Ülkemiz bir deprem ülkesi olup, maalesef sık sık yaşanan depremlerle büyük can ve mal kayıpları yaşanmaktadır. Yaşanan depremlerde birçok yapı ya ciddi zarar görmekte veya daha kötüsü yıkılmaktadır. Belli bir bölgede bulunan birçok yapı sağlam bir şekilde ayakta dururken yine aynı bölgede bulunan sadece bir kısım yapıların hasar görmesi söz konusu yapıların yapım/inşa sürecine bir takım sorunların olduğuna karine teşkil edecektir.

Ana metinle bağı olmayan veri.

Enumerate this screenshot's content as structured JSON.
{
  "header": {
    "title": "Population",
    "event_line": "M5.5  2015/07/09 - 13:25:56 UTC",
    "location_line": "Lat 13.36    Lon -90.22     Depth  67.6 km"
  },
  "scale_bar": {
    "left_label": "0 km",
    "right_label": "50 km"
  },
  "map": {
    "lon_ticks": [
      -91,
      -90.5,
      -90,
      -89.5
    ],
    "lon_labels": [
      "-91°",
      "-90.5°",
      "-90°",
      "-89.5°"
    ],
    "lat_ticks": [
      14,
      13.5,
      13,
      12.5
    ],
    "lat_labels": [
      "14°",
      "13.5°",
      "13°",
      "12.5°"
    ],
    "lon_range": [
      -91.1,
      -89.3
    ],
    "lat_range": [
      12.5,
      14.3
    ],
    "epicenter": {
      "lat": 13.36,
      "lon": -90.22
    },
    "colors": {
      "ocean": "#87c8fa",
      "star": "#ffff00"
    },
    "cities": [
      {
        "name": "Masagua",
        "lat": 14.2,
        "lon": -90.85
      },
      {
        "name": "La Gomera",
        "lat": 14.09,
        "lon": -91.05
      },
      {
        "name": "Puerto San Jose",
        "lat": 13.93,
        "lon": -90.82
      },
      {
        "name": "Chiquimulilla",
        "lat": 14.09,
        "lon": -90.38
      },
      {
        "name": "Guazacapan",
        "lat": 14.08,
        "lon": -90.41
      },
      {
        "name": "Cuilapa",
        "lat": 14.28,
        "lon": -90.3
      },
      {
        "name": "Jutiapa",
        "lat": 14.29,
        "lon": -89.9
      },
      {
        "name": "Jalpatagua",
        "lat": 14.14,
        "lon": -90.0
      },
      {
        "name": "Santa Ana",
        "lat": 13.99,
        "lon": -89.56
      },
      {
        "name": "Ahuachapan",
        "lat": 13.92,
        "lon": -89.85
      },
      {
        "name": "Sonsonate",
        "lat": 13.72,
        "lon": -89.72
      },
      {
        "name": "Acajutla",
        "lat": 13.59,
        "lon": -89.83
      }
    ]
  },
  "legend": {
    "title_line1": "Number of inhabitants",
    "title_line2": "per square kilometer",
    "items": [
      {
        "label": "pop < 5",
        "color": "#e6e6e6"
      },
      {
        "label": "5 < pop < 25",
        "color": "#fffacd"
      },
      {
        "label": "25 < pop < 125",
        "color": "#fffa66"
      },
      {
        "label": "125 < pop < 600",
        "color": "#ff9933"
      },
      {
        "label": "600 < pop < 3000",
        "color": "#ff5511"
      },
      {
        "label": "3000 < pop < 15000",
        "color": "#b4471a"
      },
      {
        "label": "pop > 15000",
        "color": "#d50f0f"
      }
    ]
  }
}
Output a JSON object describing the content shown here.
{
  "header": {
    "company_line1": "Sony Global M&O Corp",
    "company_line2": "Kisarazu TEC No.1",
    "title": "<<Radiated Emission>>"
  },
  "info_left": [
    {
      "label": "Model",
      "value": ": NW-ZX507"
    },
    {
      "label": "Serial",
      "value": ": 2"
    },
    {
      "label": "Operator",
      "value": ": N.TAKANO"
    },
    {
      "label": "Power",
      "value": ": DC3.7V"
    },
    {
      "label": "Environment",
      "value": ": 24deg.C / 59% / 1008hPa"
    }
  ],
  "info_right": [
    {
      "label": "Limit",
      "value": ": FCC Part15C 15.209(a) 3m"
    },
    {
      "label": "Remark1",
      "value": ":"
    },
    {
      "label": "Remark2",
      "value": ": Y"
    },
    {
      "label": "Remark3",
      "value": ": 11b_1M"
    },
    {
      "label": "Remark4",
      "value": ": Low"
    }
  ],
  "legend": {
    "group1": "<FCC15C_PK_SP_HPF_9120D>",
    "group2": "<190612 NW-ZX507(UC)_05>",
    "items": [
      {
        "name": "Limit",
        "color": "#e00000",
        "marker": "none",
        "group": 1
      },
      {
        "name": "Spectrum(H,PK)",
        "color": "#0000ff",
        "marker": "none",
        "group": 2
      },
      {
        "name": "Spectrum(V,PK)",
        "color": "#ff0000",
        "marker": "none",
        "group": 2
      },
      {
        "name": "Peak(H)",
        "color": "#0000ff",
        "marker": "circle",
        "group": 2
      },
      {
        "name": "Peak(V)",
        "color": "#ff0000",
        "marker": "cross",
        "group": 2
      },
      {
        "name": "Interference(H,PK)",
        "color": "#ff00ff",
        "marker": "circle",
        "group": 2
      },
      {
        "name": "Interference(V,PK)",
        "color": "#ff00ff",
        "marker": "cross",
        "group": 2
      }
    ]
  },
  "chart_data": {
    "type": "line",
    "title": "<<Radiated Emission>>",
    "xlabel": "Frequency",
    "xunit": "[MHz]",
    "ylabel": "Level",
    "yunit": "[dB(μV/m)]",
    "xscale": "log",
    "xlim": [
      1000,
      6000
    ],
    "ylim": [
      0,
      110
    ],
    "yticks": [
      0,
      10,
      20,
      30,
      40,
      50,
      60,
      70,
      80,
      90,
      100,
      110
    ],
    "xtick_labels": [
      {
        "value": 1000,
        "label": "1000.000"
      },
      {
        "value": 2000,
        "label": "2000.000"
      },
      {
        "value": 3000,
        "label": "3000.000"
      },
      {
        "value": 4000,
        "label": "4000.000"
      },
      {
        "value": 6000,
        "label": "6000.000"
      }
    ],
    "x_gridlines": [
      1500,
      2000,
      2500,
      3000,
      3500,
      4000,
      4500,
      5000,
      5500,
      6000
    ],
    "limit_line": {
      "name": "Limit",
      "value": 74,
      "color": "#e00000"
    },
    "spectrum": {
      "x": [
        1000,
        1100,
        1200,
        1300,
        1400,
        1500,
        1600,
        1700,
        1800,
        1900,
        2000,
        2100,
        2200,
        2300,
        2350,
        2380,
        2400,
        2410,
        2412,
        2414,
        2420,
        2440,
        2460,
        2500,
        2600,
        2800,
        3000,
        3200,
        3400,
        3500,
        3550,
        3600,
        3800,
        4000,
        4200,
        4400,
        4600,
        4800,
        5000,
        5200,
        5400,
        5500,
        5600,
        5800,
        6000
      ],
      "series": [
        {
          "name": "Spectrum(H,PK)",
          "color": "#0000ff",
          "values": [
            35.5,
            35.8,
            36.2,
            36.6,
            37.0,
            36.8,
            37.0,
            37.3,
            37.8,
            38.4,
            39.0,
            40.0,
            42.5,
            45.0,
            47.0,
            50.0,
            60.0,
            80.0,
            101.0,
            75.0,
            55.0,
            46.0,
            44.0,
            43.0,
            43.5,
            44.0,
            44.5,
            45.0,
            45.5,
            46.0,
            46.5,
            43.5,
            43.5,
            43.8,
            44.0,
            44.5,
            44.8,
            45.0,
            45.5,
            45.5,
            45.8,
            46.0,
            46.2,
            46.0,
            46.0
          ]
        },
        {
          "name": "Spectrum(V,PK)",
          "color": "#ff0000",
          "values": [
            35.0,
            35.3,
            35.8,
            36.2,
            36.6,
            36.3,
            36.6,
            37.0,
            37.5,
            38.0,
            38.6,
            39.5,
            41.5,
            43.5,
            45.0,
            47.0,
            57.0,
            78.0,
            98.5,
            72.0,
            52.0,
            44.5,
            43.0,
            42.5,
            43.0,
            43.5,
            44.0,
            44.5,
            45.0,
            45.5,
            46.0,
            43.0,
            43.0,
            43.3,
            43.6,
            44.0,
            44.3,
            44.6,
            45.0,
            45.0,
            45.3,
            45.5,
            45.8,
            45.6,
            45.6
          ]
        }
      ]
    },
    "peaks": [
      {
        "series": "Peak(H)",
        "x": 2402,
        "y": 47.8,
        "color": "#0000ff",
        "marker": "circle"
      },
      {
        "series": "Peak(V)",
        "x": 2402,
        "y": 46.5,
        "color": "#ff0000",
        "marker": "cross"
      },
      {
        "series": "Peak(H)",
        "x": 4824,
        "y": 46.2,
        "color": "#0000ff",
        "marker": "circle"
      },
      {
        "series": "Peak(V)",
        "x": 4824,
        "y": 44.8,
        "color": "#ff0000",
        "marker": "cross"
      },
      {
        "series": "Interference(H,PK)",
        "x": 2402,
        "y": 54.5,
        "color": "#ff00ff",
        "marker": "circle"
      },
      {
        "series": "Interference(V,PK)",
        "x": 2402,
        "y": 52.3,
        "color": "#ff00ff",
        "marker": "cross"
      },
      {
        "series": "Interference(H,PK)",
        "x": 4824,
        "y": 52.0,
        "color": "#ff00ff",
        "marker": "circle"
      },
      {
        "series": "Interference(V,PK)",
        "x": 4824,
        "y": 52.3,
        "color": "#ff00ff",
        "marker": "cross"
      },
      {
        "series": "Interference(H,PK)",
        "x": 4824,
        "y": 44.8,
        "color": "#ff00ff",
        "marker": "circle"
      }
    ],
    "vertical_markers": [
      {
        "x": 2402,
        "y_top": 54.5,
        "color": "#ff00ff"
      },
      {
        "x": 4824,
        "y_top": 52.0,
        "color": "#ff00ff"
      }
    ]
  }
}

Böyle bir durumda kusurlu olan müteahhitten zararın tazmininin istenebileceği açıktır.
- Sorumluluk hesabı yapılırken sadece müteahhitin sorumluluğuna değil statik proje müellifi gibi yapının yapılmasında ve sonrası denetiminde aktif olarak görev alan kişilerin de sorumlu olduğunun kabulü gerekecektir.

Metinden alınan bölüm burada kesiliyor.